Listen to what the writer of Hebrews says:
“Therefore, since the children share in flesh and blood, he likewise shared in their humanity, so that through death he could destroy the one who holds the power of death (that is, the devil), and set free those who were held in slavery all their lives by their fear of death” (Heb.2:14,15).
So far, in Hebrews we’ve talked about Jesus’ divinity. He was, without doubt, divine; the one and only fully divine Son of God. That’s been our focus in chapter one and up until verse 10 of chapter two. But, it’s just as critical that we understand his humanity! He was fully human. He had bones, internal organs, skin, hair, blemishes on his face, warts on his hands (when he was a teenager), and he got an upset stomach when he ate the wrong things. When he hit his finger with a hammer it hurt, and when he missed his mark with his saw, he bled. He suffered to the point that he died, just like us. But, better than that, he died for us. That’s the difference. Because he was both fully divine and fully human, he had the power to overcome death and in so doing destroy the one power that Satan has had over mankind ever since mankind willingly chose to disobey God.

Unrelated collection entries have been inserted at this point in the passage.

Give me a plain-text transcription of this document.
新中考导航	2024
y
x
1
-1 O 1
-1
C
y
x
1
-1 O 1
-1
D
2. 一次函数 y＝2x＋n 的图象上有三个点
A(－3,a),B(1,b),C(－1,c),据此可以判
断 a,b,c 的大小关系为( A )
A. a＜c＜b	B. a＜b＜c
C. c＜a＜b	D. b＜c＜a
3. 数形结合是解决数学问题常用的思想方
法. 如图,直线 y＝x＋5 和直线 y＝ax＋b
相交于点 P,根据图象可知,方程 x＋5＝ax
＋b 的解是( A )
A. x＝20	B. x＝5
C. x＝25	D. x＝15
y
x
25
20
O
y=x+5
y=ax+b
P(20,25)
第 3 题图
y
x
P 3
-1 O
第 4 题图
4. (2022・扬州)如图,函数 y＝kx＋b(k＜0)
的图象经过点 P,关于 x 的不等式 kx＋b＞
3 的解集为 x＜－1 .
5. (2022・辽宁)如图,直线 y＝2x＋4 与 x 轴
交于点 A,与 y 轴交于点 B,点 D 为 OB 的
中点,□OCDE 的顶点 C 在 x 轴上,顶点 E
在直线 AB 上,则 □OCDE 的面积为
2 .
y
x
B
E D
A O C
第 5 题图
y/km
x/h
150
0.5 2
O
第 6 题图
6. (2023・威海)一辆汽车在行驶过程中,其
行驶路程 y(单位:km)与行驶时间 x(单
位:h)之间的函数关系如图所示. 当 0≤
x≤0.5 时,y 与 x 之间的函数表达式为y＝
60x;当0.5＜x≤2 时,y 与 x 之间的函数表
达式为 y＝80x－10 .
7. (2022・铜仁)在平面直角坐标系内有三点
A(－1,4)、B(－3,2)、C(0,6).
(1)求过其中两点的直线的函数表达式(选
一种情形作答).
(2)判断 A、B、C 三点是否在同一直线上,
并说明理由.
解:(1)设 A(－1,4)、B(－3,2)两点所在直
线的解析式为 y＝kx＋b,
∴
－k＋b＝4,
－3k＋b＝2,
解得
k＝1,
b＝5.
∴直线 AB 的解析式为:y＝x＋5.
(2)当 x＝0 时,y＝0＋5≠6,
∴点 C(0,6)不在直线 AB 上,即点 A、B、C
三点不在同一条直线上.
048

How we have access to this freedom from the power and fear of death is another topic, and one we will discuss in depth in Hebrews. But for now, just understand that there is One who is powerful enough that he was able to overcome the thing we fear the most, and in so doing freed us from that fear.
I don’t like being afraid of heights, but I can live with it. In fact, I’d say my fear of heights has kept me alive at times. However, I can’t live with a fear of death. It stifles my joy and robs me of hope. I’m certain you know those feelings, too. It’s the one fear I’m certain we have in common. But, we don’t have to be afraid if we have Jesus Christ. He’s destroyed the work of the devil and in so doing destroyed the one thing we feared the most. Praise God! Praise Jesus Christ, our Lord!